Re: A simple unit test framework

From:
James Kanze <james.kanze@gmail.com>
Newsgroups:
comp.lang.c++
Date:
5 May 2007 13:00:25 -0700
Message-ID:
<1178395225.708295.172680@y80g2000hsf.googlegroups.com>
On May 5, 3:08 pm, "Bo Persson" <b...@gmb.dk> wrote:

Ok, then. If you were to develop a log() function, how many
test cases would you need for a black box testing?


In this case, it's not really just a question of black box
versus white box. To effectively test log(), you need something
around 1,8 E19 tests.
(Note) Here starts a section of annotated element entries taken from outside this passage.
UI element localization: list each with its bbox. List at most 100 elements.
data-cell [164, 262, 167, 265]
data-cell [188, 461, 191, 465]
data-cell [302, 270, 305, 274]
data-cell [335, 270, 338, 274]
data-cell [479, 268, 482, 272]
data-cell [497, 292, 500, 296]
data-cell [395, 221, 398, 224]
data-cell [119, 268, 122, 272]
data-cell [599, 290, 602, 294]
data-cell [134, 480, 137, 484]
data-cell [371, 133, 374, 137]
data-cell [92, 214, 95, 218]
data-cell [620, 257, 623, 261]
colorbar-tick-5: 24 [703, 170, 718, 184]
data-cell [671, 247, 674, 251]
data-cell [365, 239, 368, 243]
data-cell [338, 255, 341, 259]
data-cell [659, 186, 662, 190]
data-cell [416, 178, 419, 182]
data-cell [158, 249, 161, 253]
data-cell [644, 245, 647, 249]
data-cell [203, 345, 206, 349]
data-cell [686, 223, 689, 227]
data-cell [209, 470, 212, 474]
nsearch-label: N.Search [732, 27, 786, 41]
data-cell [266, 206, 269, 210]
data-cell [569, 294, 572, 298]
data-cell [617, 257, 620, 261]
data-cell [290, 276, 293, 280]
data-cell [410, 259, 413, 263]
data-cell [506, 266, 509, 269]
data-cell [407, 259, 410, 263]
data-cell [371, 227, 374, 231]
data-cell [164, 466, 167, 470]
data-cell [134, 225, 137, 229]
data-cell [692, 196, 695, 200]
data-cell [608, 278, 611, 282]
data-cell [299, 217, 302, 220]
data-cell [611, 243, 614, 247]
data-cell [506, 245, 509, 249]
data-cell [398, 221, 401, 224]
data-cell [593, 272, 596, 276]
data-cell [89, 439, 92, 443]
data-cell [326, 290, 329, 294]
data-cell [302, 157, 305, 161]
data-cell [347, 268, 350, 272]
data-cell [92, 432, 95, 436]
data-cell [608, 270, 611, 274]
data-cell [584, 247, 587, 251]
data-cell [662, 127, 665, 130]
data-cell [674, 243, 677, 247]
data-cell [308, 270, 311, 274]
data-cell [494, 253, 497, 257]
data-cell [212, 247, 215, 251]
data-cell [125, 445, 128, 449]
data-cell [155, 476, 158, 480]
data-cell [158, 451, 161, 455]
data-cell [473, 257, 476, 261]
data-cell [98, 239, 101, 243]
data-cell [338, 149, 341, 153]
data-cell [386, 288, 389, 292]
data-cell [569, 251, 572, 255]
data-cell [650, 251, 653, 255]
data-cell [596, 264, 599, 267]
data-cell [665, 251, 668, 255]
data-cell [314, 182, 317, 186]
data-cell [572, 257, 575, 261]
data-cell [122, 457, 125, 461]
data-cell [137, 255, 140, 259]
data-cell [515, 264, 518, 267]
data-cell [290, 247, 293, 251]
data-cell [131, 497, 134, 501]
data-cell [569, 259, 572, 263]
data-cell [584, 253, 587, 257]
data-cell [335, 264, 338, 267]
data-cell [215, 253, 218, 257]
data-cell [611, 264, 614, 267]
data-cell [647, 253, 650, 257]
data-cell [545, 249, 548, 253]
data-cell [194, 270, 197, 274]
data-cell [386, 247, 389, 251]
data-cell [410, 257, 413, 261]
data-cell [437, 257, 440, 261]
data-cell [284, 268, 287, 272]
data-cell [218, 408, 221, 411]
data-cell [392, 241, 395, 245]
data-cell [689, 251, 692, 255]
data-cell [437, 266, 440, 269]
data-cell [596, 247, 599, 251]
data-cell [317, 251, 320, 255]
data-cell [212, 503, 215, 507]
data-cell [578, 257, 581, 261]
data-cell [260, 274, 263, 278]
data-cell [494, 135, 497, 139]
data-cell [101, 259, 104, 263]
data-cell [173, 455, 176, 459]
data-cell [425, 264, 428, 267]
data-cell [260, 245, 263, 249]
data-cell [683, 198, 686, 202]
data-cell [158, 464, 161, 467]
At one test per microsecond (and I doubt
that you can do them that fast), that's over 6000 centuries.

If you want to be relatively sure of the correctness of your
function, and still deliver it on schedule, you will take two
steps:

 -- you will have it reviewed by people who know numeric
    processing, for possible errors, and

 -- you will write tests based on knowledge of the algorithm
    used, to verify the limit cases for that algorithm.
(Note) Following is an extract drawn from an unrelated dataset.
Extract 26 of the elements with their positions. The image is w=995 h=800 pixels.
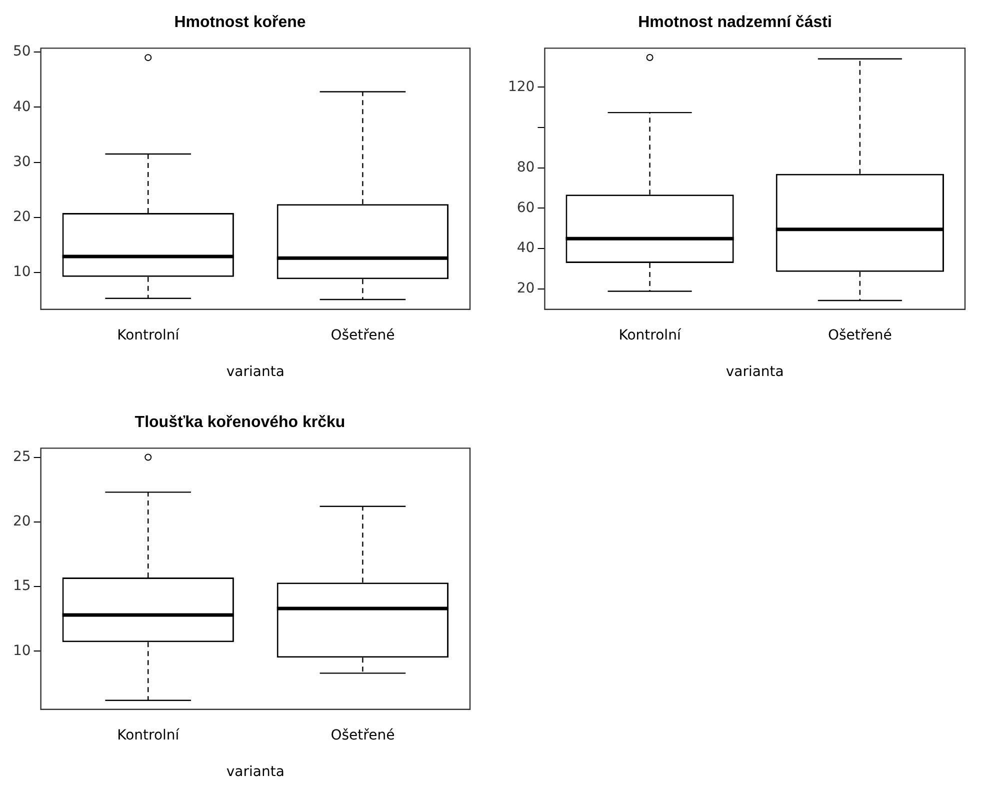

Pete's point is, I think, that you cannot do the latter until
you've decided what algorithm(s) to use. In the case of a
function like log(), you can't simply test 100% of the possible
input, and you don't know what is important to test until you've
actually written the code.

Note that the two steps above work together. The people doing
the code review also review the tests, and verify that your
choice of test cases was appropriate for the code you wrote.